No solemos pensar que los ecosistemas y la biodiversidad tienen valor por sí mismos. El único valor que les damos es el económico, e incluso en el pensamiento ecologista a veces se percibe ese egoísmo de querer salvar el planeta por el bien de nuestra especie o por nuestra propia salud.

Pensamos que los bosques existen para darnos madera, o a lo sumo, sombra. Que los árboles nos dan fruta y los que no lo hacen, no sirven para nada. Que tenemos el derecho de talar esos árboles que consideramos no cumplen ninguna función para plantar cultivos más rentables. No nos importan los beneficios de esos árboles para el resto de las especies, y así hemos llevado a la extinción o al borde de la desaparición a unas cuantas. En el año 2023, seguimos destruyendo la naturaleza para hacer crecer las ciudades, para implantar minas e industria. Y si algo nos preocupa de la crisis climática, es que puede que no podamos seguir explotando algunos recursos.

En este escenario, las industrias que más han contribuido a su aparición se denominan «verdes» y necesarias para evitar que el planeta colapse. ¡Qué ironía! Las madereras señalan que la intervención de los seres humanos en la naturaleza es sostenible y es necesaria para la conservación o para evitar incendios forestales, plagas, desempleo o despoblación, y el discurso varía dependiendo de la zona del mundo donde nos encontremos. Lo que no nos dicen es que solo les importan unas pocas especies de árboles para obtener madera, es decir, no les importa la biodiversidad. Tampoco nos dicen que lo que quieren es obtener ganancias económicas por encima de la sostenibilidad de la que tanto hablan.
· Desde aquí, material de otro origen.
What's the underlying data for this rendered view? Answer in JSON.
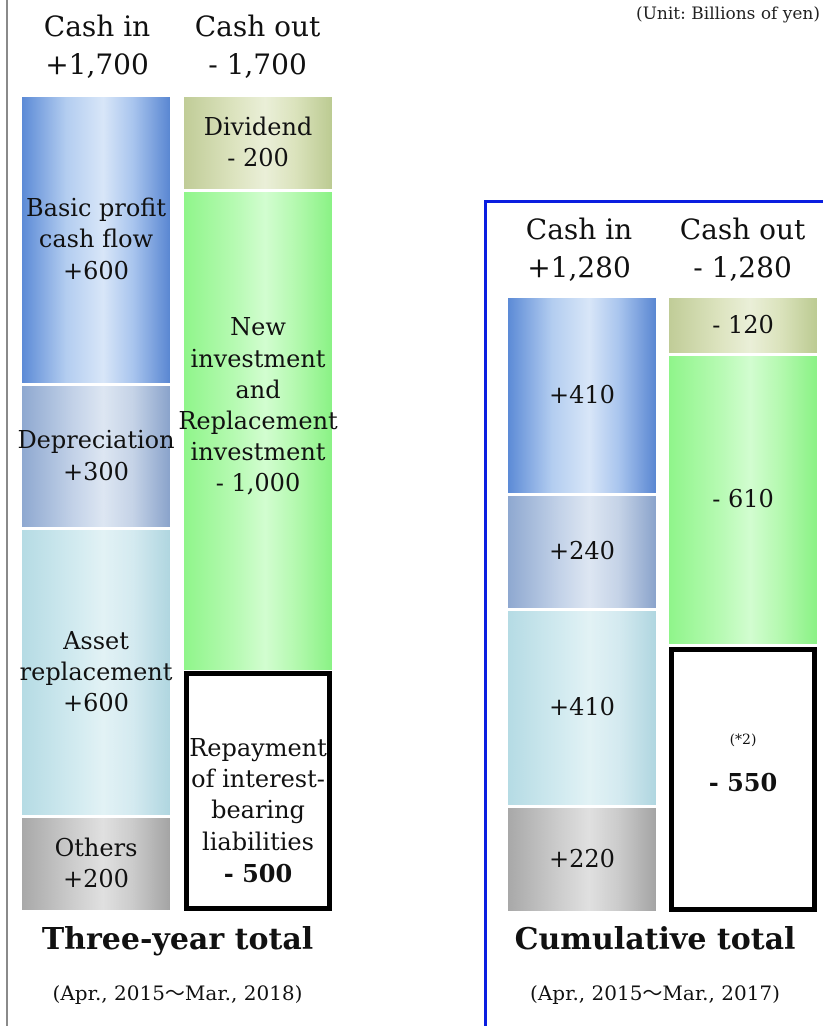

Así se justifica la tala de árboles. La industria maderera es muy semejante a la ganadera, que también va por el mundo con el discurso de la sostenibilidad y de que es necesaria para prevenir incendios, enfermedades zoonóticas o para generar riqueza en un territorio. Vuelve a ser una ironía, pues nada de eso casa con la ganadería.

Está claro que además de explotar a las especies de flora, hacemos lo mismo con la fauna. Hemos domesticado y seleccionado genéticamente a numerosas especies para nuestros intereses y nos atrevemos a decir que gracias a que las explotamos no se extinguen, cuando lo cierto es que jamás habrían existido en la naturaleza. Y que una cosa es preservar una raza concreta y otra muy distinta es criarla por millones de individuos para obtener su carne.

Pero la explotación en la ganadería es solo una de las evidencias del poco respeto que tenemos hacia los otros animales. A la fauna salvaje también la hacemos sufrir por nuestro egoísmo.

Hemos destruido las zonas costeras para construir hoteles y cuando los animales marinos se acercan, los matamos. Como muestra de ello, lo que cada verano vemos en las playas con las medusas. Solo queremos disfrutar, ¡cómo nos vamos a plantear dejar a las medusas en paz, quedarnos en casa, hacer otros planes o trasladarnos a otra playa! ¡Cómo nos vamos a plantear respetar a unas simples medusas!

Unos pocos ricos quieren navegar con sus veleros y piden medidas para que las orcas no los persigan, como si el océano fuera propiedad de esos ricos y no el hábitat de las orcas. Tampoco dejamos a las tortugas poner sus huevos tranquilamente. Y cuando un animal llega a la playa varado, en lugar de ayudarle nos hacemos fotos con él.

Fotos como las que nos hacemos con primates, elefantes, osos o felinos en otras actividades turísticas, dando por hecho que un animal salvaje quiere ser explotado para hacerse una foto con nosotros. Eso sí, cualquier signo de agresividad que muestre es motivo para pedir su ejecución o para que su propietario lo maltrate. Tal vez el turismo es uno de los ejemplos más claros de la mercantilización de los otros animales.

Pero hay más. Compramos especies salvajes para presumir en redes sociales, y cuando nos molestan, las abandonamos en un hábitat que no es el suyo mientras les ponemos el nombre de «invasoras«. También se compran animales salvajes para obligarlos a hacer números ridículos en circos y zoológicos, encerrados de por vida.

Es evidente que el impacto cero no existe. Que cualquier mínima acción puede afectar a otras especies. Pero eso no justifica el consumo voraz al que estamos acostumbrados, el uso de otros animales para divertirnos, el hecho de acabar con su vida o llevarlos a la extinción si nos molestan o usarlos para fines que únicamente obedecen a nuestros propios intereses.